The musician is a father of two, a multiple award winner, a record label owner and entrepreneur, and is basking in the glory of his latest full-length project, Invisible Currency.
Omollo wa Kutoka Bondo has come a long way from being a battle rapper and club bouncer to being labelled the best rapper in Africa.
Interestingly, Khaligraph scored a D+ in KCSE but this did not deter him from pursuing his dreams.
“When I started out, I remember my first show was Buddha Blaze, giving me Sh15,000 only as a Form Three student,” says the artiste.
His reign atop the summit is not ending anytime soon, with his latest body of work showing glimpses of maturity, wealth, success, hunger, relentlessness and talent.
Outside of music, Omollo has been an activist for Kenyan music, and has become a voice for artistes in diplomatic relationships between the artistes community and the political elite.
He has pro-actively lent his voice to upcoming artistes in uplifting collaborations.
Phenom’s producer, Vince on the beat, is on the ground during the rappers’ exclusive listening party and calls the man the “hardest worker” he has ever seen, and a selfless man.
Khaligraph took a chance on the novice producer with no mainstream experience, and today they have produced many hit songs, including Champez.
“It has been a process since we started working on this album.
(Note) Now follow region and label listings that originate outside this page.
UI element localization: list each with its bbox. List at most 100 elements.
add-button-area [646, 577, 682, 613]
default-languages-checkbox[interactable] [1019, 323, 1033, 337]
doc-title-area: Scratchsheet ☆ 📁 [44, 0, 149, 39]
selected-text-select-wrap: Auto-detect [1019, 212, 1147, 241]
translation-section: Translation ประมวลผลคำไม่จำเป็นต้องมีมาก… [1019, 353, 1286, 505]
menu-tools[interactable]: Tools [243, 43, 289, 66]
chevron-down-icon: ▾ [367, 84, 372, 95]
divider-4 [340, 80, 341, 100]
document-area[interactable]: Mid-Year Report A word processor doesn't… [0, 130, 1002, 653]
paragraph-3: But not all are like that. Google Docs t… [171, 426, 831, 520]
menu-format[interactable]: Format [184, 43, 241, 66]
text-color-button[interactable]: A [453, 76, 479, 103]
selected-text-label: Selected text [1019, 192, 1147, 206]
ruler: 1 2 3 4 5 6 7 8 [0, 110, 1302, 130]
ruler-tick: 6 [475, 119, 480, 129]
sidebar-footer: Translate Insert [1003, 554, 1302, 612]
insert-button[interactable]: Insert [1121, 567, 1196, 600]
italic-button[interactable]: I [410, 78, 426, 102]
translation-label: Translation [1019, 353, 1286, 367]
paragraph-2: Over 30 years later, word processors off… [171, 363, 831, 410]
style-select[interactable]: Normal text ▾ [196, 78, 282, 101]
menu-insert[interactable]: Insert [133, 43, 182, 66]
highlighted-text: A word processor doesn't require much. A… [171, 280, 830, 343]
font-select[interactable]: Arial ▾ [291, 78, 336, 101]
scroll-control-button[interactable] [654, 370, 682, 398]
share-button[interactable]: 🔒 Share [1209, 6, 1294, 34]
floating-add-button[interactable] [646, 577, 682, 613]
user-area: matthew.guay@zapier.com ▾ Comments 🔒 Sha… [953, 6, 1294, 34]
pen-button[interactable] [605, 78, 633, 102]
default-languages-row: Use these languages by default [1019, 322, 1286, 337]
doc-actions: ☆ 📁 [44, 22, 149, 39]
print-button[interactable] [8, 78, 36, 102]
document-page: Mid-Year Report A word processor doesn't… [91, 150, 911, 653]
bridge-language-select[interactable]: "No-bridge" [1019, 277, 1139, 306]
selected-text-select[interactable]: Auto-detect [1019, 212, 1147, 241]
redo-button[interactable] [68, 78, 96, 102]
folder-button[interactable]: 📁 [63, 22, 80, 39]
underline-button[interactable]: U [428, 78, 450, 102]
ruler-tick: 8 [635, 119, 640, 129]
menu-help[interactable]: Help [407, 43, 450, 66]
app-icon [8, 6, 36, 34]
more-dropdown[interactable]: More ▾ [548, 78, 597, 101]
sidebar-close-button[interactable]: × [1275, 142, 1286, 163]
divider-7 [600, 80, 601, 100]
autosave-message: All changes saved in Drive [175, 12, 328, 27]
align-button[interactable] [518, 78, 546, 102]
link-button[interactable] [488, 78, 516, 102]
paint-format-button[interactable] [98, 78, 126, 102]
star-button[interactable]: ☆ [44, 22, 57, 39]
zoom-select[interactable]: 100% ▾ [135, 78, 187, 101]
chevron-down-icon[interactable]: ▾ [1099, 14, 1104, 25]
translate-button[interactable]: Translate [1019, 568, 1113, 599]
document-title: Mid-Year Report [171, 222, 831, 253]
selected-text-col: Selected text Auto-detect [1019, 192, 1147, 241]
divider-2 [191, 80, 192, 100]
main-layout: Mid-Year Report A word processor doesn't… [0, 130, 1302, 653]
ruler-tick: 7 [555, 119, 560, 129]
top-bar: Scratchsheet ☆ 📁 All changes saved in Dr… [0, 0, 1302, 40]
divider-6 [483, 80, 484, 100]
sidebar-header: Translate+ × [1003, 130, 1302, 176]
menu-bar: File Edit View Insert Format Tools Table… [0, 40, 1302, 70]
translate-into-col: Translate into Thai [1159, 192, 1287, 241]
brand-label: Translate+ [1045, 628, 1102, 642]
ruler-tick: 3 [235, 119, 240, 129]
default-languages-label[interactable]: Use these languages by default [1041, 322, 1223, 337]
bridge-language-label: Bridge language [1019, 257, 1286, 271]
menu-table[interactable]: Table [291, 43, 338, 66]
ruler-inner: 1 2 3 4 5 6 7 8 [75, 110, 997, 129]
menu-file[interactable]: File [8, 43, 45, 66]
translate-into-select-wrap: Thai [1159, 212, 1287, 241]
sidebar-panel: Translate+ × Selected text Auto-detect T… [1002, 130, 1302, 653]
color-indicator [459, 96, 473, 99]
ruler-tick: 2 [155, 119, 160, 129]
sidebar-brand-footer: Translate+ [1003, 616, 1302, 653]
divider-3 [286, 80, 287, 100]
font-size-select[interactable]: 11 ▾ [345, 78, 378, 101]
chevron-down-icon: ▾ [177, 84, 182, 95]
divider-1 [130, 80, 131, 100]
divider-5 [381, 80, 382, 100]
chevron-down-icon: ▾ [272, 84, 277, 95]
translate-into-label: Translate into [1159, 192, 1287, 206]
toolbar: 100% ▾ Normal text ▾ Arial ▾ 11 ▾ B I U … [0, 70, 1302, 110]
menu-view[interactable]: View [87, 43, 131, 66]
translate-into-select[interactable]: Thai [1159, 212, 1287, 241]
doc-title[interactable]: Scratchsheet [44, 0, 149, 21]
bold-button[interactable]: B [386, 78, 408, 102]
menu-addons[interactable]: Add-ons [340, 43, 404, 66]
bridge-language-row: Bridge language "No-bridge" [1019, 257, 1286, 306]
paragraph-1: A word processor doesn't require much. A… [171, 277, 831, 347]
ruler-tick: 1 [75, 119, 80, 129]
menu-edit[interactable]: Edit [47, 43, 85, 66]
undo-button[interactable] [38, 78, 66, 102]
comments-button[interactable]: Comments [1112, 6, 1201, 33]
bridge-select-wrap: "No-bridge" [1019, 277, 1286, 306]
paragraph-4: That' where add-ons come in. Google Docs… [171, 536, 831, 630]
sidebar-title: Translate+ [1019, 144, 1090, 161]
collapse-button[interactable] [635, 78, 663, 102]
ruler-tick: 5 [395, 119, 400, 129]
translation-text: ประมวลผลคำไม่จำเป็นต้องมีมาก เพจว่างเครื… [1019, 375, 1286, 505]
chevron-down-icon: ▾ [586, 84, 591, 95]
We have recorded over 150 songs and narrowed them down to the 17 you hear today. That is the level of perfectionism this man is operating at,” says Vince.
The build-up to the album
On November 4, 2021, Khaligraph shared the official artwork to what would be his sophomore album, featuring the tracklist and a star-studded 17-track line-up.
It was as if he had assembled the African Avengers and they were ready to save the world with a slew of hits.
On September 8 last year, his debut Testimony 1990 clocked one million streams on Boomplay alone – a milestone we would later come to realise was too low compared to what he was gearing up for.
In 2020, he re-released his first-ever mixtape after a poignant interview with Richard A-Star on his in-depth talk show Cleaning The Airwaves (CTA) on YouTube went viral, with Khaligraph breaking down little known stories during his sit-down with the journalist.
This made listeners look for his earlier works, and Khaligraph paid attention to the fans’ demands and uploaded them shortly after the interview.
Khaligraph says he battled with depression at some point and this is why he has a deep affinity for gospel music, which was his saving grace in his dark days.
“Sometimes in life, you feel it is great to thank God for the far he has brought you. Even when I was doing Sifu Bwana, I was doing it from my heart and not because I was chasing clout,” says the rapper.
As expected, KOT has given their critique of the record: “How yall move from “sisi ni walevi tunapenda kamnyweso” on Saturday night to “hakuna Mungu kama wewe” on Sunday still amazes me. Me nilishindwa show me your ways” read @Jabali_Kina’s tweet.
Khaligraph says that gospel records All I Need and Maombi ya Mama, are motivational pieces and hopeful anthems he uses to remind the world that beyond the dark times of the dawn, there will always be light.